I never said that. The number of people who want to party and have no foresight has remained constant. But access to opiods (and their normalization) has skyrocketed, due to aforeforementioned over-prescription.



Sorry, I missed this reply when you made it 11 days ago. Happy to respond:

Automation of manual labor _should_ result in a _lot_ of benefits to workers. But here's the thing: Automation is, largely, capital. And under capitalism, ownership of capital is private. That means that the benefits from automation are largely under control over the owners of it. And that ownership is for the purpose of making a profit. It is more profitable to automate as much as possible while simultaneously working the workers who are left as hard as possible, while paying the minimum amount to successfully do so.

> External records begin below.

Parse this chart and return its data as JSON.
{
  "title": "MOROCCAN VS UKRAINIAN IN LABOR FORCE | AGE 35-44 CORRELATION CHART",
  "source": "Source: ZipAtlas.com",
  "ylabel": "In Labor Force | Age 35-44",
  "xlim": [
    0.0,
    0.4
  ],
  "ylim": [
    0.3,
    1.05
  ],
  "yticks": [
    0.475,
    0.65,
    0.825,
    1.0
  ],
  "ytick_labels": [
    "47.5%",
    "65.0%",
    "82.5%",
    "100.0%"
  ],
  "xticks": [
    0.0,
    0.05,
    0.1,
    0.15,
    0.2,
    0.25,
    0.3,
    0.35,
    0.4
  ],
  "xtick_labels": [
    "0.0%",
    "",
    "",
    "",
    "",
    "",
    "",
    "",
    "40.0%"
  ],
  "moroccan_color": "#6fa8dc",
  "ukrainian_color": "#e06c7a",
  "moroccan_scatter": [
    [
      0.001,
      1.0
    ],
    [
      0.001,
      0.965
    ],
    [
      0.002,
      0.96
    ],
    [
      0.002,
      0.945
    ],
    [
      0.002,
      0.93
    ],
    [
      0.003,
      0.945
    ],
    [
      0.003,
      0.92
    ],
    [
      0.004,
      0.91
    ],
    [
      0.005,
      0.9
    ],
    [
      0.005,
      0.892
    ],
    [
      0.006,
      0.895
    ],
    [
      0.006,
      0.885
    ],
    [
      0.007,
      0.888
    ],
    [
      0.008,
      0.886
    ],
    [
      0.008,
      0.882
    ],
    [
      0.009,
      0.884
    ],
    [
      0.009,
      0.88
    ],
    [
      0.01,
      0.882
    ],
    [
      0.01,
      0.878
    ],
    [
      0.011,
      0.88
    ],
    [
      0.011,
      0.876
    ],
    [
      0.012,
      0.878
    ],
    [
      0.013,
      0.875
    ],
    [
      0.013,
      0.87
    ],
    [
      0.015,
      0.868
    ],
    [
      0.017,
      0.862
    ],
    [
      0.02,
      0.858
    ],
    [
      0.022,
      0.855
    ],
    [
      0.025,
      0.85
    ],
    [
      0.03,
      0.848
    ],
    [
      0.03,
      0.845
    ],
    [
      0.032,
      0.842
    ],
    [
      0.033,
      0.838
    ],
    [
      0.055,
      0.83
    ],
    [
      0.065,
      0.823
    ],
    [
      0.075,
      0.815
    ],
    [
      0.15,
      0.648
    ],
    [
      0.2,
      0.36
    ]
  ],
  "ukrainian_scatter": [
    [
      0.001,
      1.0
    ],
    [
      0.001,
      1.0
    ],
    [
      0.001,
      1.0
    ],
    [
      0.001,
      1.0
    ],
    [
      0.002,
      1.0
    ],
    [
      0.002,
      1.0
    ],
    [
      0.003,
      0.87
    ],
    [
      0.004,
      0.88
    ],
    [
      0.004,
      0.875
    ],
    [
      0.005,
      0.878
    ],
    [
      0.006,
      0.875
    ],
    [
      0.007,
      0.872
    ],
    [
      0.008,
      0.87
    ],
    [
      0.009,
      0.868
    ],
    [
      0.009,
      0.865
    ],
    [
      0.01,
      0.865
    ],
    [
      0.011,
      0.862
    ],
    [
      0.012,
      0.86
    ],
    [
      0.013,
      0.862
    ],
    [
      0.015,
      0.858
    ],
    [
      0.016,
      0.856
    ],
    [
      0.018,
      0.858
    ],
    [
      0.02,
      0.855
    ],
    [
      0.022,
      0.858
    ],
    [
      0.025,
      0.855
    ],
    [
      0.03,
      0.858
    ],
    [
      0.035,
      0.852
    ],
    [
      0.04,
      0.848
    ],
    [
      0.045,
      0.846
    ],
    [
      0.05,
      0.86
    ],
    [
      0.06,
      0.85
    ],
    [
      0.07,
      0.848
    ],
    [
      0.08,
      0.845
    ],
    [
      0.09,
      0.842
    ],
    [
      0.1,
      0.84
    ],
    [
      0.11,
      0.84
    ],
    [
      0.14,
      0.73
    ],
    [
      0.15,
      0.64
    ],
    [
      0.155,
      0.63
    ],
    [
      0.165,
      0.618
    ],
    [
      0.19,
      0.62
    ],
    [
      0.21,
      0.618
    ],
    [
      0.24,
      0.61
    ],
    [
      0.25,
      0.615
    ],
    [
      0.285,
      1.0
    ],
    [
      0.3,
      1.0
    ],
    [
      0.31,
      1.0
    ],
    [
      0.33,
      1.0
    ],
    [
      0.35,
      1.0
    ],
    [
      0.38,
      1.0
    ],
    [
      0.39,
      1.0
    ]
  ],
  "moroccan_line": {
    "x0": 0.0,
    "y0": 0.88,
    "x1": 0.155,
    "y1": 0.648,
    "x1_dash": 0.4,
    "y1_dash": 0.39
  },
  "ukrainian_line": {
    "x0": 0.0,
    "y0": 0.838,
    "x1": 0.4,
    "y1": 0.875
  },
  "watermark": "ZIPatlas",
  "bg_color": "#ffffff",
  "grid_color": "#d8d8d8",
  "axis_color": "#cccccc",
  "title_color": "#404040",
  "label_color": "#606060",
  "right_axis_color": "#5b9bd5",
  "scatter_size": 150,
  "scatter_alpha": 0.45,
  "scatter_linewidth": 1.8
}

This leads to a situation like we have in the U.S., where productivity has massively skyrocketed while median real wage has actually _decreased_ since the 70s. That median real wage means workers who can pay for less for a given hour for work, which means workers who need to work more _somewhere_ in order to support their conditions of work (pay for a place to live, pay for food, etc). Working more hours means getting less rest, which means less recovery, which means ::drumroll:: more chronic pain. The stats bear this out, and it's trivial to corroborate: The lowest-wage earners work more hours for less pay than they did fifty years ago, while percentage of take-home that goes to mortgage/rent has increased. This is a recipe for misery, and the most unbelievable thing about it is that it's not patently obvious to everyone. "Over-prescription" exists in those conditions: Pharma both has the incentive to sell more than is necessary, and no incentive to cure the actual _cause_ that bring people to seek a remedy for pain in the first place. "Partying", in this analysis, is not just a thing people "like to do" that they are now suddenly doing with more-abundant pain meds--it is a thing people are doing _with pain meds_ because those meds are _the thing that makes the general pain of being alive easier to deal with_, a thing large-scale abuse of substances (notably, alcohol) has been doing for thousands of years, where increased consumption has correlated strongly with increased human misery.